Having to be closed in April and most of May was especially difficult and the first few days of opening have been slow.
"It's our busy time of the year with the public, they are on their rides, they are on their bikes, and this is the time they come through to visit," Barber said.
The museum is making adjustments that it hopes will make people feel more comfortable visiting during a pandemic. Staff will be wearing masks, and guests are encouraged to do the same. No children under 16 years old are allowed and the gift shop has a limit of no more than five people inside at a time to allow for social distancing.
"This kind of museum is a little different, because you're not handling items, you're not hands on, and you’re looking from a distance so you don't have to worry about that. We can space people out, we have a large building," Barber said.

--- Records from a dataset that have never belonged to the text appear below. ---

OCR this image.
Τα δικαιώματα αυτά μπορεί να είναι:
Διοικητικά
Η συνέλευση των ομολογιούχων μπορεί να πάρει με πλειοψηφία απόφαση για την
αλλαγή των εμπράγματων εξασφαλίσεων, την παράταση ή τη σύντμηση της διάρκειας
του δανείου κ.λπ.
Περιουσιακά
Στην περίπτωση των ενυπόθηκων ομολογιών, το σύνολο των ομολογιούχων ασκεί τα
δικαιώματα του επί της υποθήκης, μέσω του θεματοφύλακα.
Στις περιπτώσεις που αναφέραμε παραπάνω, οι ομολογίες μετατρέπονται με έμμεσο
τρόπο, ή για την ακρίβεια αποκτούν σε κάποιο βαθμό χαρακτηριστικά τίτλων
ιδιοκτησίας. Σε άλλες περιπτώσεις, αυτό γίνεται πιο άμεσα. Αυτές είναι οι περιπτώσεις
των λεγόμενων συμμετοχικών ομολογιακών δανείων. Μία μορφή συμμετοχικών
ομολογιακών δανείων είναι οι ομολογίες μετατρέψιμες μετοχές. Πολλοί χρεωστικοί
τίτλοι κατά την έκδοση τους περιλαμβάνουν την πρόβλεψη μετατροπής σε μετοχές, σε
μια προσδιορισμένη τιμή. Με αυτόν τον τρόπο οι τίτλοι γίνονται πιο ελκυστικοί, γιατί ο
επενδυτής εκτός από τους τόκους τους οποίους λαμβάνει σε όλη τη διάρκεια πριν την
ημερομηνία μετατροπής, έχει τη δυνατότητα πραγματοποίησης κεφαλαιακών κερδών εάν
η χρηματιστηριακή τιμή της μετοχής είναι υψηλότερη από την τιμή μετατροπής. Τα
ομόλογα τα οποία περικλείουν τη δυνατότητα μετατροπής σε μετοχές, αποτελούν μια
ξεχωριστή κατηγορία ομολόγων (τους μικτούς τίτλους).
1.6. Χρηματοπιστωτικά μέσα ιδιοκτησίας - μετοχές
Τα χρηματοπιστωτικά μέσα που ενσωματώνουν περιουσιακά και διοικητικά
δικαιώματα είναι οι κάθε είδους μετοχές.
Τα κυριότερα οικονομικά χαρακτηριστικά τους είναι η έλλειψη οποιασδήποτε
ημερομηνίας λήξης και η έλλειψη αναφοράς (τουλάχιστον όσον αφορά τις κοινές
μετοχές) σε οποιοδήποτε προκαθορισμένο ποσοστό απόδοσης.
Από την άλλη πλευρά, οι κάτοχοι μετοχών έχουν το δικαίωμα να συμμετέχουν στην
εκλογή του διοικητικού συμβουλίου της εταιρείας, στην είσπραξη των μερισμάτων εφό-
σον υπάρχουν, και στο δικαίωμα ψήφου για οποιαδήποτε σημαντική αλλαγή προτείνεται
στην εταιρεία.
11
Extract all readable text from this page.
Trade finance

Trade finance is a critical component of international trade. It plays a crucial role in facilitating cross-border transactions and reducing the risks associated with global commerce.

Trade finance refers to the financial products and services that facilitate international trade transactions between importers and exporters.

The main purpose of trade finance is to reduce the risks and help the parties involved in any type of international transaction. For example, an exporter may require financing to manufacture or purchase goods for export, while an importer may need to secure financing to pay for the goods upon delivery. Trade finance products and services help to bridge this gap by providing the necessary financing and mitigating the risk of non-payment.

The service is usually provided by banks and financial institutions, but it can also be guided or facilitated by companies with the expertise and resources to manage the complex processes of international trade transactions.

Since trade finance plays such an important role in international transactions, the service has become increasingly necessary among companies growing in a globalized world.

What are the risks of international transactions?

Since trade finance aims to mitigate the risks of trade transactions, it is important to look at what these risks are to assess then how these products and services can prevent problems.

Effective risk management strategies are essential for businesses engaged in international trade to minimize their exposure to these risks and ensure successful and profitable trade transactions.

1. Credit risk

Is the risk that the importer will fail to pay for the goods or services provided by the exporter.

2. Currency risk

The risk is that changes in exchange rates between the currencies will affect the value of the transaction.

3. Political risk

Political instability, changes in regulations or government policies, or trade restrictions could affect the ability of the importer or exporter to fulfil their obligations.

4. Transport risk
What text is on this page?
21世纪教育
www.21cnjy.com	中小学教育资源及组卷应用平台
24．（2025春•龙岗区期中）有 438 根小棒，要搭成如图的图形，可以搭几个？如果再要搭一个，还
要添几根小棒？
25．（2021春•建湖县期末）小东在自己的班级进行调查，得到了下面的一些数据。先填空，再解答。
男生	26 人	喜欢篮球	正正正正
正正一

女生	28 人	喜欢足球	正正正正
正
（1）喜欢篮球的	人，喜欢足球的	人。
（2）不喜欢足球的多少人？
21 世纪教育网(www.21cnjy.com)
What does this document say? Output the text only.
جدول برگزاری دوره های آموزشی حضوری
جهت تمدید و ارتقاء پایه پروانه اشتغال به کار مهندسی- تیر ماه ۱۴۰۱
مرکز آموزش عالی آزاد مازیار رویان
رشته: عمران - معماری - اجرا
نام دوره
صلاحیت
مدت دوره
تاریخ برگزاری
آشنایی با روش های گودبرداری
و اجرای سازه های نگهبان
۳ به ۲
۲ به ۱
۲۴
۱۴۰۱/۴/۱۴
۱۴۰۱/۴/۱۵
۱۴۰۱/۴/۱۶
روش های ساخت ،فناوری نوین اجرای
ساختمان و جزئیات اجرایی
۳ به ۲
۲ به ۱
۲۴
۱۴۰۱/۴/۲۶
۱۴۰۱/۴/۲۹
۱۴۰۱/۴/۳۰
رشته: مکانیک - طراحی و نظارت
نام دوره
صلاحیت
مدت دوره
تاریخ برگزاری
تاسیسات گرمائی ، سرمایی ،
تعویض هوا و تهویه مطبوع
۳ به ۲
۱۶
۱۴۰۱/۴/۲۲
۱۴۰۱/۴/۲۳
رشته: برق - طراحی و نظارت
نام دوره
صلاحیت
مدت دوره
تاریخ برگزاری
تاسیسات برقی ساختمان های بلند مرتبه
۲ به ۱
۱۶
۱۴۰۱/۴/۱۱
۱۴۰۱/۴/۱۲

Barber said thanks to the federal paycheck protection program, the 501 C-3 company was able to keep all seven of its employees through the shutdown.
"Would have went in debt without that, we were trying to keep our people on, keep our people with us," Barber said.
All Barber needs now is for people to find their way to the National Motorcycle Museum, where innovation is on display, and the exhibits are their own kind of escape.
"It's one of the neatest museums you're going to see, whether you like motorcycles or not, you're going to see something that amazes you," Barber said.
Around 25,000 people visit the museum annually.